MadMoneyMachine wrote: I believe TSM is too LC weighted to obtain the risk I want for the Prosperity portion of the PP.
Guys,
I find I am thinking about the Stocks component much more than I had.
Aggressive Stocks: the original mandate for Prosperity
As others have done, I too wondered if there is a better approach to achieve the "aggressive" mandate suggested by HB in the Stock portion for "Prosperity". Whatever that word "aggressive" means, it seems to imply higher returns than less aggressive securities. I don't think it means this must come from "Growth Stocks". I think it is the behavior of the security type that is the issue. Remember, any benefits from SV derive not from the class itself but because of the migration of a few its stocks into a Larger and/or Growthier direction. Now, many of us do not believe higher returns possible without higher risk. So what Stock types do provide this sort of "aggression" in "prosperity"?

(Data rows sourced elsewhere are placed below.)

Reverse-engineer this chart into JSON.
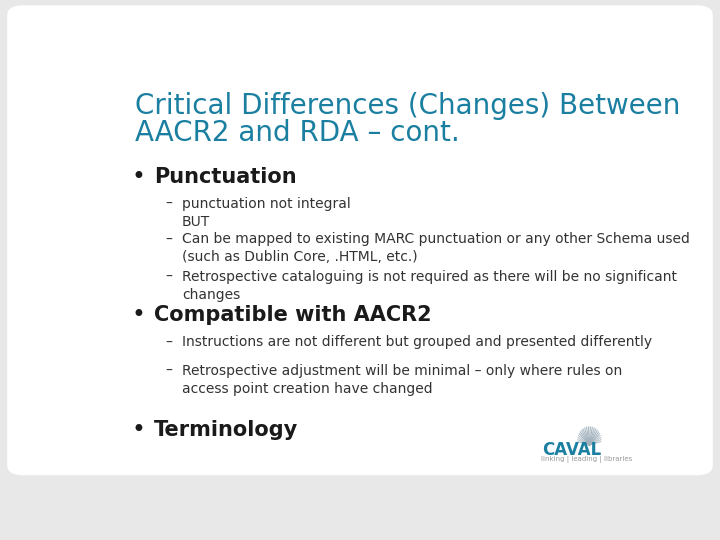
{
  "bg_color": "#e8e8e8",
  "slide_bg": "#ffffff",
  "title_color": "#1a7fa0",
  "title_text_line1": "Critical Differences (Changes) Between",
  "title_text_line2": "AACR2 and RDA – cont.",
  "title_fontsize": 20,
  "bullet_color": "#1a1a1a",
  "bullet1_label": "Punctuation",
  "bullet1_fontsize": 15,
  "bullet1_sub": [
    "punctuation not integral\nBUT",
    "Can be mapped to existing MARC punctuation or any other Schema used\n(such as Dublin Core, .HTML, etc.)",
    "Retrospective cataloguing is not required as there will be no significant\nchanges"
  ],
  "bullet2_label": "Compatible with AACR2",
  "bullet2_fontsize": 15,
  "bullet2_sub": [
    "Instructions are not different but grouped and presented differently",
    "Retrospective adjustment will be minimal – only where rules on\naccess point creation have changed"
  ],
  "bullet3_label": "Terminology",
  "bullet3_fontsize": 15,
  "sub_fontsize": 10,
  "sub_color": "#333333",
  "caval_text": "CAVAL",
  "caval_sub": "linking | leading | libraries",
  "caval_color": "#1a7fa0",
  "caval_sub_color": "#999999",
  "logo_color": "#a0b0bc"
}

I know many of us have looked at this repeatedly. And for different reasons, many of us (me included) have settled on TSM as being the best representation of what the Stock component ought to be, just as HB might agree. Further, many of us agree that the greatest diversification and explanatory power of the PP comes from its quartile composition. But since this site permits a more focused analysis of the PP, and because 25% of any portfolio is still a large amount, I've been thinking on Harry's original mandate a bit more. Since the OP and others mention Small Cap Value, and Craigr mentioned the Aggression issue, I decided initially to look again at the SV class.
The following yearly analysis (going back as far as I could find stocks data, around 1927 up to recently but not sure the endpoint) shows the powerful effect of Beta exposure—that which is common to all stock types. (I did not look at Emerging Markets or International Small Value yet.) I believe Larry discussed these findings before. I mention this data simply to offer some framework other than pure CAGR and Risk calculations.
• TSM and SV both had 24 years where the returns were Negative.
• 18 of those 24 years both TSM and SV were Negative (same time).
• There were 6 years where TSM was Negative and SV Positive.
• There were 6 years where SV was Negative and TSM Positive.
• There were NO extended periods where SV was Negative and TSM Positive.
• The years where SV was Negative and TSM positive = 1939,1948,1953,1960,1987,1998.
• The years where TSM was Negative and SV positive = 1970,1977,1981,2000,2001,2007.
• There were no 2 consecutive years where SV went down and TSM up.
• There was 1 string of 2 years where TSM went down and SV up (2000-2001).
Over the period examined, Small Value had higher returns, much like what Fama showed.
Tracking Error and other concerns
Speaking only about Stocks for the moment, any allocation is making a bet on its composition. Past returns may not assure future returns, but that applies to everything.
The nature of CAPM means, necessarily, that a massive weighting will be to Large Caps (which always dominate "the market"). That is not indifference; it matters. CAPM may called "neutral" owing to its structure, but that structure defaults to a huge commitment to a particular market segment. (Madmoneymachine indicated this, above.)
Those who fear Tracking Error understandably want to own "the market" in its CAP weight. With conventional portfolios, that argument makes lots of sense. But the Tracking Error issues would not concern me in the PP. First, the PP—as a portfolio— already has enormous Tracking Error, and it is doubtful that the low Beta exposure of the PP stock component would alter that significantly, but over time, returns may be improved without incurring significant risk (measured partly by Standard Deviation, which clearly is not the only risk).
My concern has not been losing out on higher expected returns that SV (in some addition) might provide. My concern was the periods of under-perfomance (even months) where additional SV losses may test my resolve especially when the other PP asset classes are also tanking (I'm thinking short term acute periods not just whole years). As the PP concept is conservative, the Large Cap domination made some sense. But consider the Stock component was originally supposed to be "aggressive and growthy".
But, if the Beta exposure within the PP is low (and it is pretty low), this may be less a concern than I imagined. My other reason was the past success of the PP, using TSM (an indexed version of HB's original active funds). But if looking back matters at all, we can see any number of Stock arrangements could have increased portfolio returns without sacrificing much in Standard Deviation or drawdown. Thus, "aggression" paid off. And if one believed an adjustment in the Stocks component were justified, should the adjustment be absolute or relative to where an investor is in their own retirement picture? That is, would a younger investor feel better with a "more aggressive" portion than one already in retirement (More SV in the former, less, if any, in the latter)?
(I have not looked back to 1972 to see how SV would have impacted the PP in each year. And I plan to look at pure Large Growth Stocks too)
Now if looking back does not matter, then strike every mention of past from all obelisks, remove the yearly returns charts, etc. But I think each part of this (how to view past correlations, risks, and returns) holds some portion of the truth without any part being absolute.
No answers here, but for the moment, I think TSM is likely the best choice. Though, I am less sure of that than before, even as I am certain the basic PP quartile approach is the factor with the greatest impact. And maybe at day's end the Stock type does not matter much. But the Aggressive Stocks mandate is something I'd want to discuss a bit more.